Os soldados observavam de uma distância segura, pouco desejosos de correr riscos desnecessários. Kynes se perguntou como o sobrinho do barão pensava levar o troféu. Considerando a propensão à extravagância dos Harkonnen, supôs que Rabban imaginaria uma forma.
O planetólogo se virou e viu que o esgotado Thekar se materializou junto a eles. Seus olhos emitiam um brilho prateado, como se um fogo ardesse em seu interior. Talvez por ter estado tão perto da morte, e de ter visto o deus do deserto aniquilado pelos explosivos dos Harkonnen, sua perspectiva do mundo houvesse mudado. — Shai-Hulud — sussurrou. E se voltou para Kynes, como se sentisse uma alma gêmea —. Este é muito velho. Um dos vermes mais velhos.
Kynes avançou para examinar a pele perebenta, os segmentos, e se perguntou como ia analisar e diseccionar o espécime. Supôs que Rabban não se oporia. Caso fosse necessário, Kynes invocaria a missão recebida do imperador para fazê-lo ceder.
Mas quando se aproximou mais, com a intenção de tocá-lo, viu que a pele do velho verme se movia. A besta já não vivia, suas funções nervosas tinham
cessado, mas suas capas exteriores tremiam e mudavam de forma, como se estivessem se fundindo.

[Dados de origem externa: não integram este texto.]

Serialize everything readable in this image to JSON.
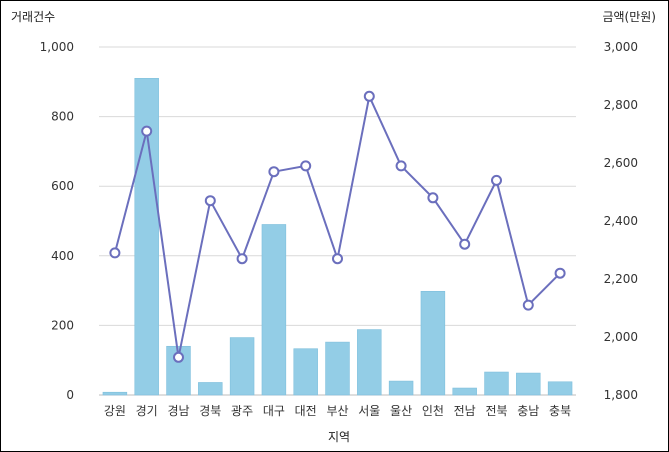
{
  "chart_data": {
    "type": "bar+line",
    "xlabel": "지역",
    "categories": [
      "강원",
      "경기",
      "경남",
      "경북",
      "광주",
      "대구",
      "대전",
      "부산",
      "서울",
      "울산",
      "인천",
      "전남",
      "전북",
      "충남",
      "충북"
    ],
    "left_axis": {
      "label": "거래건수",
      "ylim": [
        0,
        1000
      ],
      "ticks": [
        "0",
        "200",
        "400",
        "600",
        "800",
        "1,000"
      ],
      "tick_values": [
        0,
        200,
        400,
        600,
        800,
        1000
      ]
    },
    "right_axis": {
      "label": "금액(만원)",
      "ylim": [
        1800,
        3000
      ],
      "ticks": [
        "1,800",
        "2,000",
        "2,200",
        "2,400",
        "2,600",
        "2,800",
        "3,000"
      ],
      "tick_values": [
        1800,
        2000,
        2200,
        2400,
        2600,
        2800,
        3000
      ]
    },
    "series": [
      {
        "type": "bar",
        "axis": "left",
        "color": "#93cde6",
        "values": [
          8,
          910,
          140,
          36,
          165,
          490,
          133,
          152,
          188,
          40,
          298,
          20,
          66,
          63,
          38
        ]
      },
      {
        "type": "line",
        "axis": "right",
        "color": "#6b6fbd",
        "values": [
          2290,
          2710,
          1930,
          2470,
          2270,
          2570,
          2590,
          2270,
          2830,
          2590,
          2480,
          2320,
          2540,
          2110,
          2220
        ]
      }
    ],
    "grid": true,
    "legend": "none"
  }
}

Enquanto Kynes contemplava o espetáculo, assombrado, uma chuva de fragmentos celulares translúcidos se desprenderam do corpo do verme, como escamas entregues à areia ardente, onde desapareceram.
— O que está acontecendo? — gritou Rabban.
Parecia que o verme estava evaporando ante seus olhos. A pele se transformava em diminutos pedaços similares a amebas, que se agitavam e depois se aglutinavam com a areia. O colosso ancião se fundiu com o deserto. Ao final só restaram costelas cartilaginosas e dentes de leite.
Depois, até esses restos foram afundando pouco a pouco até dissolverem-se em pequenos montões de gelatina coberta de areia.
Os soldados Harkonnen retrocederam alguns metros.
Kynes teve a sensação de ter presenciado mil anos de putrefação em poucos segundos. Entropia acelerada. O faminto deserto parecia ansioso por apagar até o último sinal, por ocultar o fato de que um humano tinha derrotado um verme de areia.
Enquanto Kynes pensava nestes termos, cada vez mais confuso e estupefato, apesar de ter perdido a oportunidade de diseccionar o espécime, pensou que o ciclo vital daquelas bestas devia ser muito estranho.
Tinha muito que aprender sobre Arrakis...
Rabban se ergueu, furioso. Seu pescoço se esticou como um cabo de ferro.
— Meu troféu!
Virou-se, fechou os punhos e derrubou Thekar com um golpe. Por um momento Kynes pensou que o sobrinho do barão ia matar o homem do deserto, mas Rabban desviou sua fúria para os restos do verme, que foram afundando na areia.
Amaldiçoou-o aos gritos. Depois, enquanto Kynes observava, uma expressão decidida apareceu nos olhos frios e ameaçadores de Rabban. Seu rosto torrado pelo sol avermelhou um pouco mais.
— Quando retornar a Giedi Prime, caçarei algo muito mais satisfatório.
E ato seguido, como se tivesse esquecido o verme, deu meia volta e se afastou. Quem observa os sobreviventes, aprende com eles.